Capasso mostrou, em seu estudo chamado Uma árvore para Leôncio, que ao abordarmos o escrito contra Teofrasto entra em cena uma acirrada contenda, pois os comentadores do epicurismo não conseguem chegar a um consenso sobre quem teria escrito esse texto. Foi Leôncio ou foi Epicuro? Inicialmente Capasso (1991, p.305) recorda Usener supondo que Cícero teria atribuído a autoria a Leôncio seguindo Clitômaco que, por sua vez, teria escutado estes rumores de Carnéades. Postulando tal genealogia, Usener dá a entender que o escrito contra Teofrasto foi composto por Epicuro e com o tempo foi atribuído a Leôncio por sua erudição (Usener, 2010, p.101). Na sequência, Capasso lembra que Isnardi concorda com Usener: o autor do texto seria Epicuro (Capasso, 1991, p.307). Enquanto isso, Bignone e Schmid seguem a passagem ciceroniana (idem, p.306). Já para “Pease e Arrighetti, tanto Epicuro quanto Leôncio podem ter composto escritos contra Teofrasto” (idem, ibidem).
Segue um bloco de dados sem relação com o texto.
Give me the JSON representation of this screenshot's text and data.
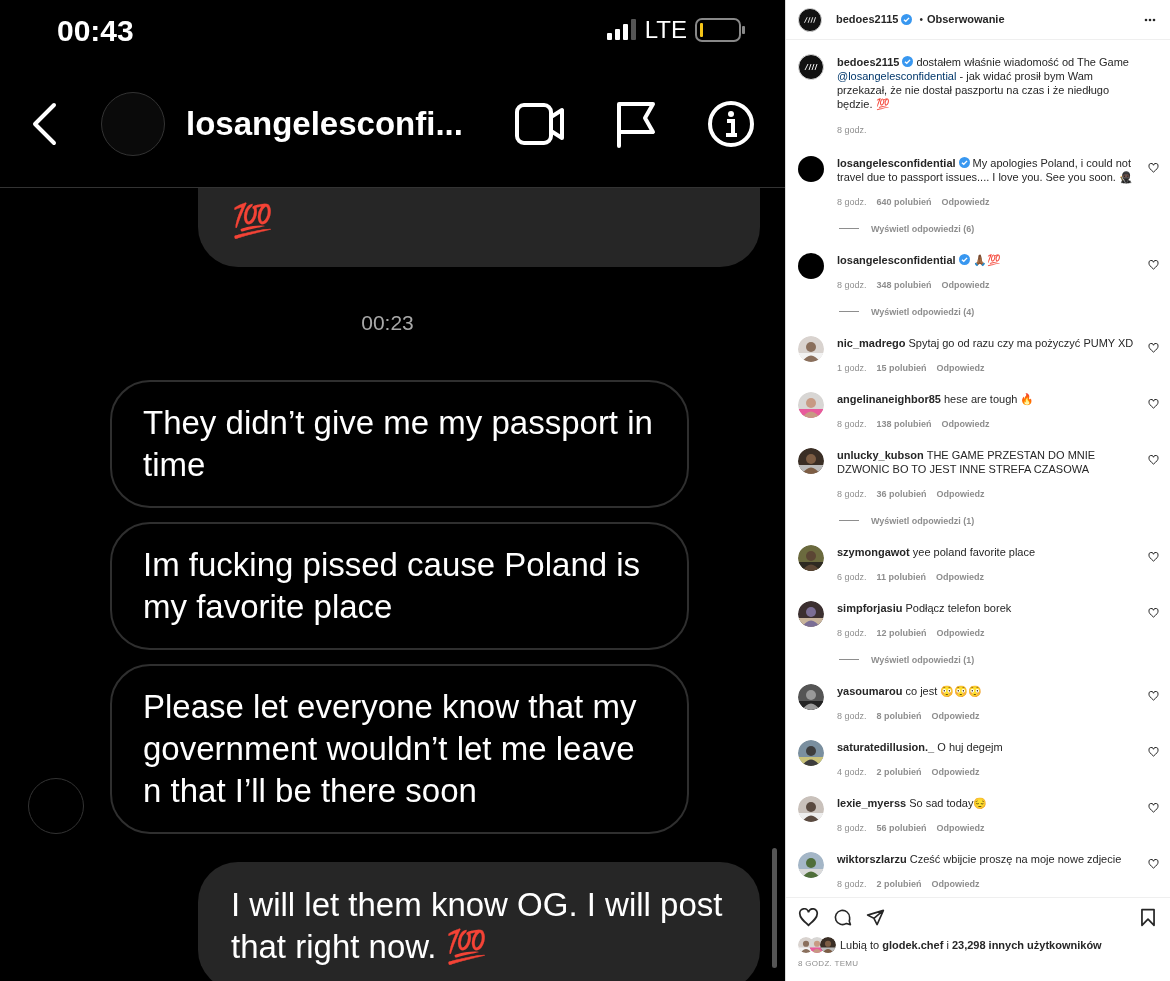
{
  "status_bar": {
    "time": "00:43",
    "network": "LTE"
  },
  "chat_header": {
    "title": "losangelesconfi..."
  },
  "messages": [
    {
      "kind": "sent",
      "text": "💯",
      "cut_top": true
    },
    {
      "kind": "time",
      "text": "00:23"
    },
    {
      "kind": "received",
      "text": "They didn’t give me my passport in time",
      "avatar": false
    },
    {
      "kind": "received",
      "text": "Im fucking pissed cause Poland is my favorite place",
      "avatar": false
    },
    {
      "kind": "received",
      "text": "Please let everyone know that my government wouldn’t let me leave n that I’ll be there soon",
      "avatar": true
    },
    {
      "kind": "sent",
      "text": "I will let them know OG. I will post that right now. 💯",
      "cut_top": false
    }
  ],
  "post_header": {
    "user": "bedoes2115",
    "verified": true,
    "separator": "•",
    "follow": "Obserwowanie"
  },
  "caption": {
    "user": "bedoes2115",
    "verified": true,
    "text_before": "dostałem właśnie wiadomość od The Game",
    "mention": "@losangelesconfidential",
    "text_after": "- jak widać prosił bym Wam przekazał, że nie dostał paszportu na czas i że niedługo będzie. 💯",
    "time": "8 godz."
  },
  "comments": [
    {
      "user": "losangelesconfidential",
      "verified": true,
      "kind": "plain",
      "text": "My apologies Poland, i could not travel due to passport issues.... I love you. See you soon. 🥷🏿",
      "time": "8 godz.",
      "likes": "640 polubień",
      "reply": "Odpowiedz",
      "replies": "Wyświetl odpowiedzi (6)"
    },
    {
      "user": "losangelesconfidential",
      "verified": true,
      "kind": "plain",
      "text": "🙏🏾💯",
      "time": "8 godz.",
      "likes": "348 polubień",
      "reply": "Odpowiedz",
      "replies": "Wyświetl odpowiedzi (4)"
    },
    {
      "user": "nic_madrego",
      "verified": false,
      "text": "Spytaj go od razu czy ma pożyczyć PUMY XD",
      "time": "1 godz.",
      "likes": "15 polubień",
      "reply": "Odpowiedz"
    },
    {
      "user": "angelinaneighbor85",
      "verified": false,
      "text": "hese are tough 🔥",
      "time": "8 godz.",
      "likes": "138 polubień",
      "reply": "Odpowiedz"
    },
    {
      "user": "unlucky_kubson",
      "verified": false,
      "text": "THE GAME PRZESTAN DO MNIE DZWONIC BO TO JEST INNE STREFA CZASOWA",
      "time": "8 godz.",
      "likes": "36 polubień",
      "reply": "Odpowiedz",
      "replies": "Wyświetl odpowiedzi (1)"
    },
    {
      "user": "szymongawot",
      "verified": false,
      "text": "yee poland favorite place",
      "time": "6 godz.",
      "likes": "11 polubień",
      "reply": "Odpowiedz"
    },
    {
      "user": "simpforjasiu",
      "verified": false,
      "text": "Podłącz telefon borek",
      "time": "8 godz.",
      "likes": "12 polubień",
      "reply": "Odpowiedz",
      "replies": "Wyświetl odpowiedzi (1)"
    },
    {
      "user": "yasoumarou",
      "verified": false,
      "text": "co jest 😳😳😳",
      "time": "8 godz.",
      "likes": "8 polubień",
      "reply": "Odpowiedz"
    },
    {
      "user": "saturatedillusion._",
      "verified": false,
      "text": "O huj degejm",
      "time": "4 godz.",
      "likes": "2 polubień",
      "reply": "Odpowiedz"
    },
    {
      "user": "lexie_myerss",
      "verified": false,
      "text": "So sad today😔",
      "time": "8 godz.",
      "likes": "56 polubień",
      "reply": "Odpowiedz"
    },
    {
      "user": "wiktorszlarzu",
      "verified": false,
      "text": "Cześć wbijcie proszę na moje nowe zdjecie",
      "time": "8 godz.",
      "likes": "2 polubień",
      "reply": "Odpowiedz"
    }
  ],
  "likes_line": "Lubią to **glodek.chef** i **23,298 innych użytkowników**",
  "post_time": "8 GODZ. TEMU"
}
Capasso abraça então essa perspectiva proposta por Pease e Arrighetti, uma vez que: “Teofrasto representou o principal alvo do círculo epicurista. A circunstância pode justificar a existência de escritos anti-teofrastianos de diversos representantes da escola” (idem, pp.307-308). Reiterar aqui a provável existência de um gabinete editorial epicurista, localizado em Melite e que funcionava simultaneamente ao Jardim, ajuda a contextualizar o ambiente no qual esses escritos anti-teofrastianos foram possivelmente produzidos. Ademais, se Filodemo (Vol. Herc. 1, II.9) retratou o preceptor epicurista como uma figura capaz de exercitar a humildade franca da autocrítica e do aprendizado em conjunto com os pupilos (tendo Epicuro transmitido o que aprendeu com Leôncio para Colotes), podemos supor que os escritos dos epicuristas maduros dialogavam entre si, se complementando reciprocamente.
Endossar a hipótese de que foram escritos diversos textos anti-teofrastianos no seio do epicurismo não significa duvidar da autoria de Leôncio. Na verdade, seja supondo a existência de múltiplos escritos anti-teofrastianos, seja supondo uma espécie de autoria polifônica de uma só obra refutando Teofrasto, é necessário ou incluir Leôncio no rol de autores ou ignorar levianamente a passagem ciceroniana que reporta tal autoria do texto epicurista contra Teofrasto. Usener reproduz um testemunho de Plutarco (Contra Colotes, 1110c = U30) sobre este escrito anti-teofrastiano, no qual descobrimos que tal obra era composta por pelo menos dois livros dedicados, entre outras questões, às cores dos corpos em relação às faculdades visuais do ser humano. De acordo com Bignone (1936), tratava-se de um escrito teológico assinado por Leôncio que expunha, não um trabalho teórico particular, mas uma defesa da “teologia de Epicuro” (cf. Festugière, 1946). Nesse sentido, Leôncio teria participado da polêmica entre Epicuro e a escola aristotélica, defendendo Epicuro dos ataques de Timócrates que, colocando-se do ponto de vista teórico da teologia estelar de Aristóteles e Teofrasto, acusou o filósofo do Jardim de ateísmo (Bignone, 1964, p.164, n.2).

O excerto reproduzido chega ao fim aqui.